Der lange Weg zur Verkehrswende

12.3.2019, 19:47 Uhr
Der lange Weg zur Verkehrswende

© Foto: ZB-Funkregio

 Der öffentliche Personennahverkehr (ÖPNV) ist eine Erfolgsgeschichte. Seit zwei Jahrzehnten wächst die Zahl der Fahrgäste kontinuierlich. 2018 stiegen hierzulande 10,4 Mrd. Menschen in Busse, Tram- und U-Bahnen.

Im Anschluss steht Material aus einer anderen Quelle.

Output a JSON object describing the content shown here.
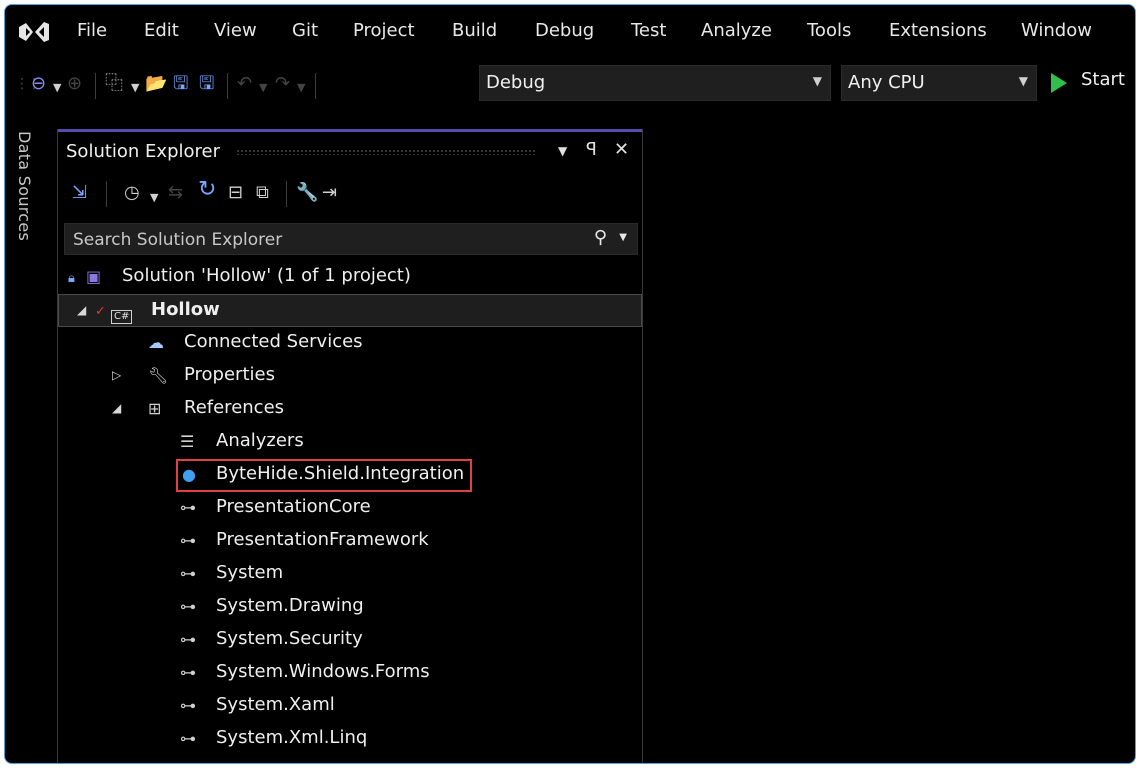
{
  "menu": {
    "items": [
      "File",
      "Edit",
      "View",
      "Git",
      "Project",
      "Build",
      "Debug",
      "Test",
      "Analyze",
      "Tools",
      "Extensions",
      "Window"
    ]
  },
  "toolbar": {
    "configuration": "Debug",
    "platform": "Any CPU",
    "start_label": "Start"
  },
  "side_strip": {
    "label": "Data Sources"
  },
  "solution_explorer": {
    "title": "Solution Explorer",
    "search_placeholder": "Search Solution Explorer",
    "tree": {
      "solution": "Solution 'Hollow' (1 of 1 project)",
      "project": "Hollow",
      "project_badge": "C#",
      "connected_services": "Connected Services",
      "properties": "Properties",
      "references": "References",
      "reference_items": [
        "Analyzers",
        "ByteHide.Shield.Integration",
        "PresentationCore",
        "PresentationFramework",
        "System",
        "System.Drawing",
        "System.Security",
        "System.Windows.Forms",
        "System.Xaml",
        "System.Xml.Linq"
      ]
    }
  },
  "colors": {
    "accent": "#5a4ab0",
    "start_green": "#2fbf4a",
    "highlight_red": "#e04040",
    "frame_border": "#4aa8d8"
  }
}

Für die Mobilitätskonzepte der Zukunft mit weiter wachsenden Städten und zunehmenden Pendlerströmen spielt der ÖPNV damit eine zentrale Rolle, mit Blick auf die Klimaschutzziele und die Diskussion um die Luftreinhaltung soll er auf Basis regenerativer Energien elektrifiziert und ausgebaut werden.

In den Augen von Professor Arnd Stephan ist dieses Ziel zwar längst gesellschaftlich akzeptiert und wird auch von der Politik stark propagiert, die tatsächlichen Herausforderungen an elektrische Verkehrskonzepte aber übersehen. "Die Menschen glauben, Batterien erzeugen Strom", so der Inhaber des Lehrstuhls für elektrische Bahnen an der TU Dresden. Der Ausbau des Elektroverkehrs "ist jedoch kein Fahrzeug-, sondern ein Infrastrukturthema", das in die Stadtplanung mit eingebunden werden müsse.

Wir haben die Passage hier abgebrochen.